Sands told the RRWA attendees one of the strongest advocates for chemically free organic food is Walmart. Walmart sees the fast rise in organic food sales, and it wants to capture those consumer dollars, he said.

Sands also emphasized the role of consumers in directing companies to support conservation program.  He said the NRS will not work unless large food processing companies sign on to the program, both in their marketing and with financial support.

David Hance of rural Polk County, a RRWA board member, said Leland Searles’ presentation on the birds of the Raccoon River watershed was both beautiful and informative.

“The health of the river can be partly judged by the wildlife that lives along and in the river.  If we pollute the river water, then we kill the birds and the fish,” he said.

“The health of the river can be partly judged by the wildlife that lives along and in the river.  If we pollute the river water, then we kill the birds and the fish.”  –RRWA member David Hance

Hance said he is concerned with the deteriorating quality of river water as a direct result of “adding more tile lines in farm fields and more hog confinement buildings near the river. There is no way that we can continue on our current path without totally destroying the Raccoon River. In due time, the farmland will be so full of hog manure that every tile line will be flowing green, and we will have blue-green algae blooms up and down the river everywhere there is stagnant water.”

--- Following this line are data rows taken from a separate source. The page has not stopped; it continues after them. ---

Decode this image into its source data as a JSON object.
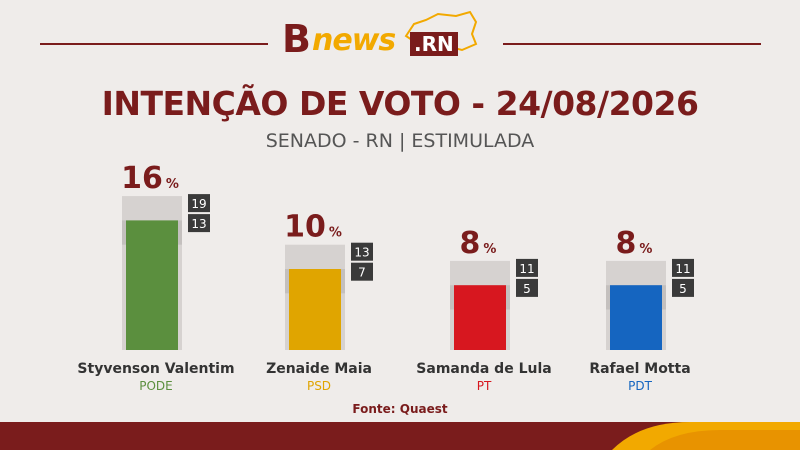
{
  "brand": {
    "logo_b": "B",
    "logo_news": "news",
    "logo_rn": ".RN",
    "colors": {
      "primary": "#7a1c1c",
      "accent": "#f2a900"
    }
  },
  "header": {
    "title": "INTENÇÃO DE VOTO - 24/08/2026",
    "subtitle": "SENADO - RN | ESTIMULADA"
  },
  "source": "Fonte: Quaest",
  "chart_data": {
    "type": "bar",
    "unit": "%",
    "ylim": [
      0,
      20
    ],
    "categories": [
      "Styvenson Valentim",
      "Zenaide Maia",
      "Samanda de Lula",
      "Rafael Motta"
    ],
    "parties": [
      "PODE",
      "PSD",
      "PT",
      "PDT"
    ],
    "values": [
      16,
      10,
      8,
      8
    ],
    "margin_upper": [
      19,
      13,
      11,
      11
    ],
    "margin_lower": [
      13,
      7,
      5,
      5
    ],
    "colors": [
      "#5b8f3e",
      "#e0a500",
      "#d7171f",
      "#1565c0"
    ]
  }
}
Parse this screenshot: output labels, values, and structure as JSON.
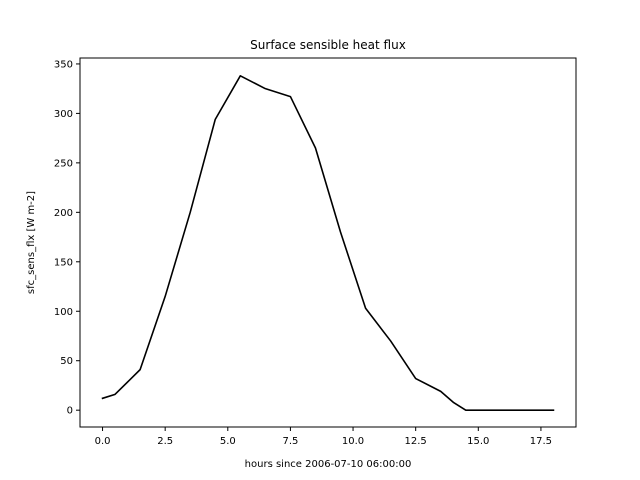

Hance struck a note unheard at the posh Rastetter Iowa Ag Summit: “I see a disaster coming right at us in the very near future,” he said.

Sponsors of this year’s RRWA conference were the Iowa Environmental Council, Iowa Conservation Alliance, Izaak Walton League U.S., Izaak Walton League Iowa, Environmental Working Group, 1,000 Friends of Iowa, Urban Ambassadors, Trout Unlimited, Whiterock Conservancy, Women’s International League for Peace and Freedom, Citizens for a Healthy Iowa, Urbandale Democrats, Drake University Agricultural Law Center and the Sierra Club.